I’ve attended a lot of seminars and meetings lately, where the subject of “teaching leadership” comes up. Maybe, that’s because the corporate world is sadly coming to the realization of how few real leaders it has. Maybe, it’s because people are finally realizing that most people “look good, rather than do good”, as my father once put it, and with disastrous results to the organizations that they are purported to lead. I have found in my more than thirty-seven years in the business world that real, true leadership is a quality that is sorely lacking in most human endeavors. People typically confuse the terms “leadership” and management”. You “manage” things–but, you “lead” people.

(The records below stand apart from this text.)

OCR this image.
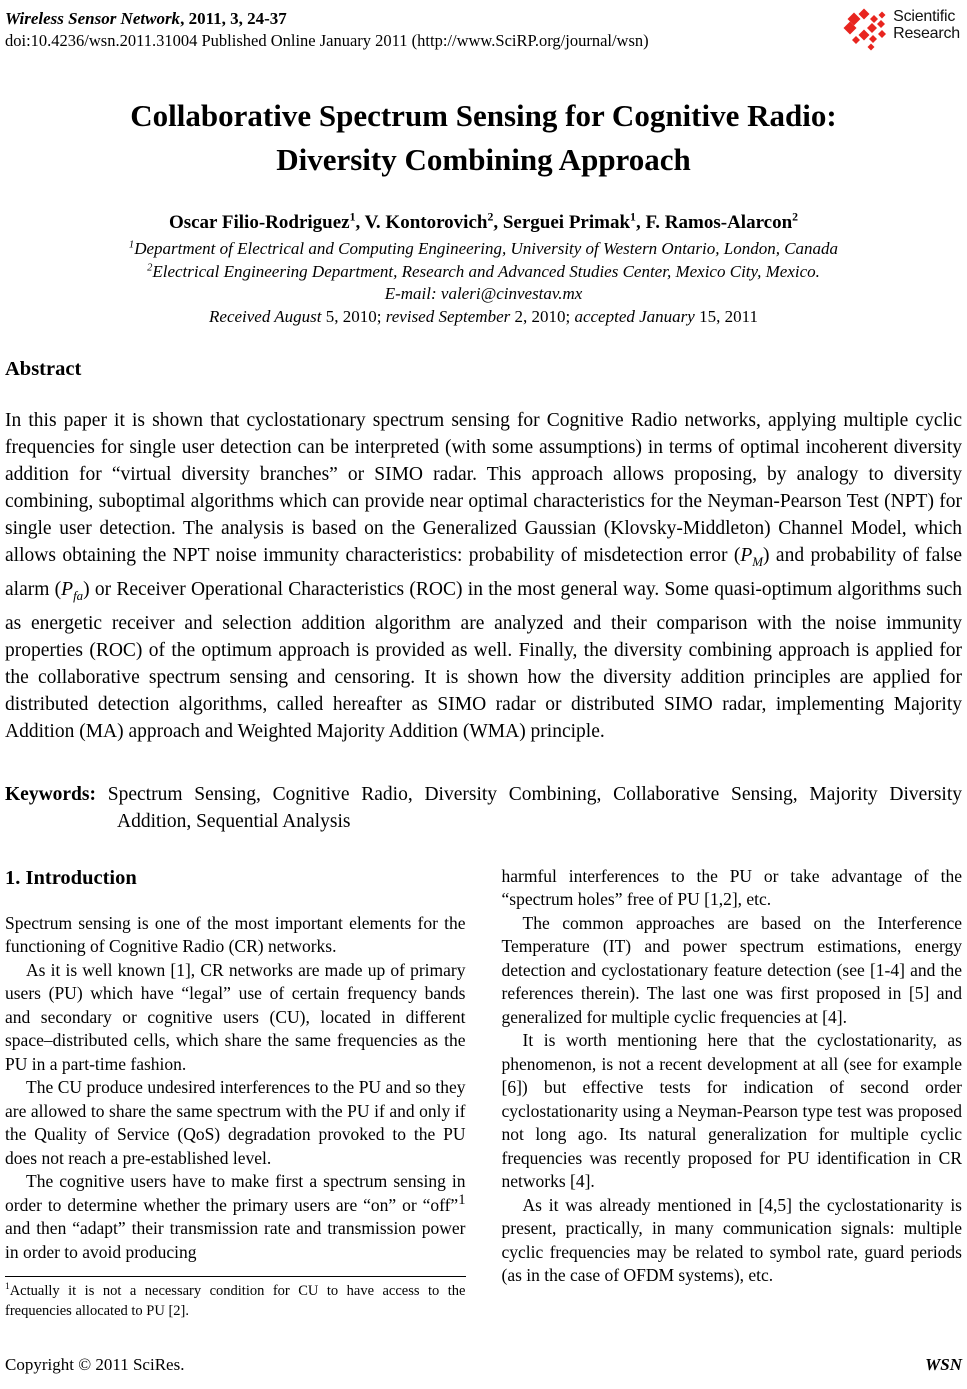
Wireless Sensor Network, 2011, 3, 24-37
doi:10.4236/wsn.2011.31004 Published Online January 2011 (http://www.SciRP.org/journal/wsn)
Scientific
Research
Collaborative Spectrum Sensing for Cognitive Radio:
Diversity Combining Approach
Oscar Filio-Rodriguez$^1$, V. Kontorovich$^2$, Serguei Primak$^1$, F. Ramos-Alarcon$^2$
$^1$Department of Electrical and Computing Engineering, University of Western Ontario, London, Canada
$^2$Electrical Engineering Department, Research and Advanced Studies Center, Mexico City, Mexico.
E-mail: valeri@cinvestav.mx
Received August 5, 2010; revised September 2, 2010; accepted January 15, 2011
Abstract

In this paper it is shown that cyclostationary spectrum sensing for Cognitive Radio networks, applying multiple cyclic frequencies for single user detection can be interpreted (with some assumptions) in terms of optimal incoherent diversity addition for “virtual diversity branches” or SIMO radar. This approach allows proposing, by analogy to diversity combining, suboptimal algorithms which can provide near optimal characteristics for the Neyman-Pearson Test (NPT) for single user detection. The analysis is based on the Generalized Gaussian (Klovsky-Middleton) Channel Model, which allows obtaining the NPT noise immunity characteristics: probability of misdetection error $(P_M)$ and probability of false alarm $(P_{fa})$ or Receiver Operational Characteristics (ROC) in the most general way. Some quasi-optimum algorithms such as energetic receiver and selection addition algorithm are analyzed and their comparison with the noise immunity properties (ROC) of the optimum approach is provided as well. Finally, the diversity combining approach is applied for the collaborative spectrum sensing and censoring. It is shown how the diversity addition principles are applied for distributed detection algorithms, called hereafter as SIMO radar or distributed SIMO radar, implementing Majority Addition (MA) approach and Weighted Majority Addition (WMA) principle.

Keywords: Spectrum Sensing, Cognitive Radio, Diversity Combining, Collaborative Sensing, Majority Diversity Addition, Sequential Analysis

1. Introduction

Spectrum sensing is one of the most important elements for the functioning of Cognitive Radio (CR) networks.

As it is well known [1], CR networks are made up of primary users (PU) which have “legal” use of certain frequency bands and secondary or cognitive users (CU), located in different space–distributed cells, which share the same frequencies as the PU in a part-time fashion.

The CU produce undesired interferences to the PU and so they are allowed to share the same spectrum with the PU if and only if the Quality of Service (QoS) degradation provoked to the PU does not reach a pre-established level.

The cognitive users have to make first a spectrum sensing in order to determine whether the primary users are “on” or “off”$^1$ and then “adapt” their transmission rate and transmission power in order to avoid producing

$^1$Actually it is not a necessary condition for CU to have access to the frequencies allocated to PU [2].

harmful interferences to the PU or take advantage of the “spectrum holes” free of PU [1,2], etc.

The common approaches are based on the Interference Temperature (IT) and power spectrum estimations, energy detection and cyclostationary feature detection (see [1-4] and the references therein). The last one was first proposed in [5] and generalized for multiple cyclic frequencies at [4].

It is worth mentioning here that the cyclostationarity, as phenomenon, is not a recent development at all (see for example [6]) but effective tests for indication of second order cyclostationarity using a Neyman-Pearson type test was proposed not long ago. Its natural generalization for multiple cyclic frequencies was recently proposed for PU identification in CR networks [4].

As it was already mentioned in [4,5] the cyclostationarity is present, practically, in many communication signals: multiple cyclic frequencies may be related to symbol rate, guard periods (as in the case of OFDM systems), etc.

Copyright © 2011 SciRes.	WSN
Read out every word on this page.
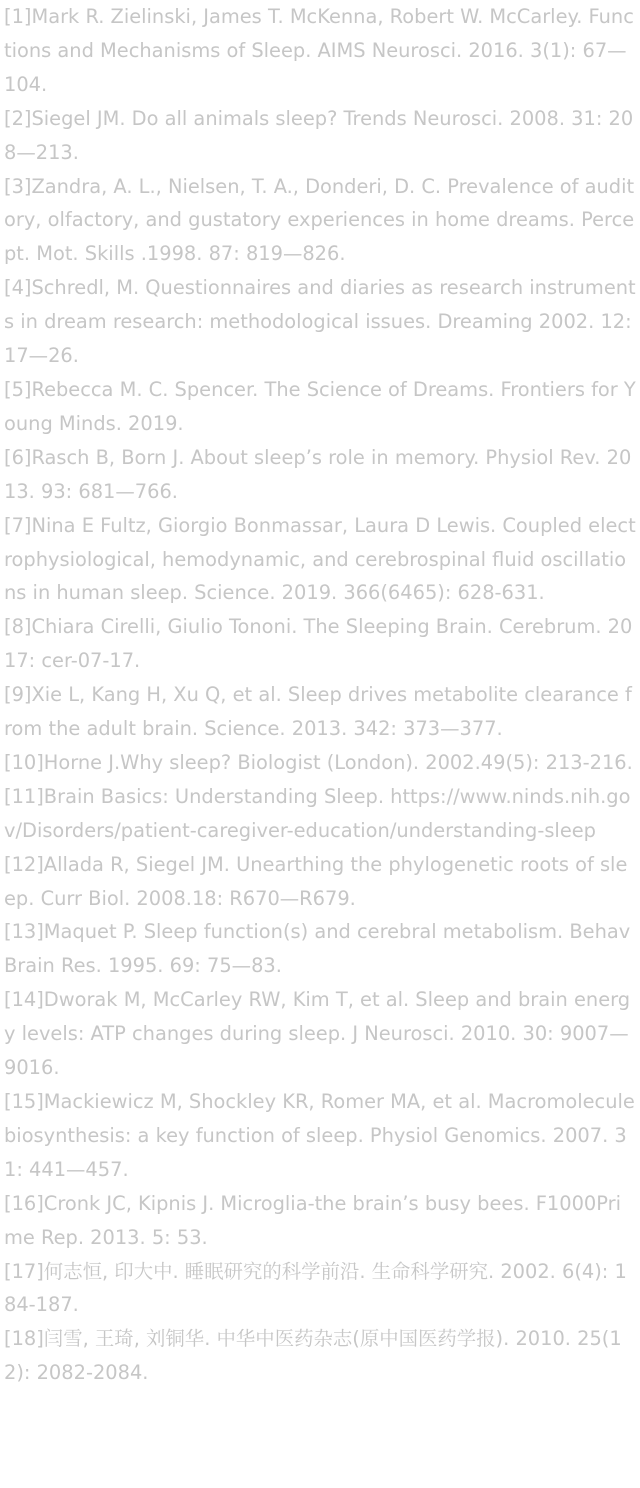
[1]Mark R. Zielinski, James T. McKenna, Robert W. McCarley. Functions and Mechanisms of Sleep. AIMS Neurosci. 2016. 3(1): 67—104.
[2]Siegel JM. Do all animals sleep? Trends Neurosci. 2008. 31: 208—213.
[3]Zandra, A. L., Nielsen, T. A., Donderi, D. C. Prevalence of auditory, olfactory, and gustatory experiences in home dreams. Percept. Mot. Skills .1998. 87: 819—826.
[4]Schredl, M. Questionnaires and diaries as research instruments in dream research: methodological issues. Dreaming 2002. 12: 17—26.
[5]Rebecca M. C. Spencer. The Science of Dreams. Frontiers for Young Minds. 2019.
[6]Rasch B, Born J. About sleep’s role in memory. Physiol Rev. 2013. 93: 681—766.
[7]Nina E Fultz, Giorgio Bonmassar, Laura D Lewis. Coupled electrophysiological, hemodynamic, and cerebrospinal fluid oscillations in human sleep. Science. 2019. 366(6465): 628-631.
[8]Chiara Cirelli, Giulio Tononi. The Sleeping Brain. Cerebrum. 2017: cer-07-17.
[9]Xie L, Kang H, Xu Q, et al. Sleep drives metabolite clearance from the adult brain. Science. 2013. 342: 373—377.
[10]Horne J.Why sleep? Biologist (London). 2002.49(5): 213-216.
[11]Brain Basics: Understanding Sleep. https://www.ninds.nih.gov/Disorders/patient-caregiver-education/understanding-sleep
[12]Allada R, Siegel JM. Unearthing the phylogenetic roots of sleep. Curr Biol. 2008.18: R670—R679.
[13]Maquet P. Sleep function(s) and cerebral metabolism. Behav Brain Res. 1995. 69: 75—83.
[14]Dworak M, McCarley RW, Kim T, et al. Sleep and brain energy levels: ATP changes during sleep. J Neurosci. 2010. 30: 9007—9016.
[15]Mackiewicz M, Shockley KR, Romer MA, et al. Macromolecule biosynthesis: a key function of sleep. Physiol Genomics. 2007. 31: 441—457.
[16]Cronk JC, Kipnis J. Microglia-the brain’s busy bees. F1000Prime Rep. 2013. 5: 53.
[17]何志恒, 印大中. 睡眠研究的科学前沿. 生命科学研究. 2002. 6(4): 184-187.
[18]闫雪, 王琦, 刘铜华. 中华中医药杂志(原中国医药学报). 2010. 25(12): 2082-2084.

I don’t think that leadership can be taught. It can only be nurtured in those who already have a proclivity toward it. If, as a child, you were taught by your parents and teachers to be mean, ruthless, selfish, uncaring, hateful, unethical and to always look out for No. 1 first (or, worse yet, neglected by your parents and teachers, and learned those things from others), then you will never be a real leader, no matter how many courses, seminars and training programs you sit through. The tragic and dirty little secret in business is that there are many, many people like this out in the business world, who managed to get themselves into so-called “leadership” positions (and you who are reading this know who you are).

People will do what they say because they HAVE to, in order to preserve their jobs, rather than WANT to–to support that person and the mission of the organization. Big difference.

But, if as a child, you were taught to put the interests of other people ahead of your own, to develop a “sense of self” that enables you to see the needs and wants of others–and fulfill them, to inspire people with your enthusiasm, your intelligence, your humor, your commitment to both their interests and the mission that needs to be accomplished, then you probably have the proclivity toward true leadership, and can develop those leadership talents by observing and working along with others who possess them.

There are many other qualities that true leadership requires–integrity, decisiveness, good judgment, the ability to form a vision and execute it, confidence in your own competence,  etc. But, without the ability to be selfless, to put the needs and wants of others before your own, you will never get people to “follow you to a place where they wouldn’t go to by themselves.”

That is why most people fail in leadership positions, I think, or can’t do it at all.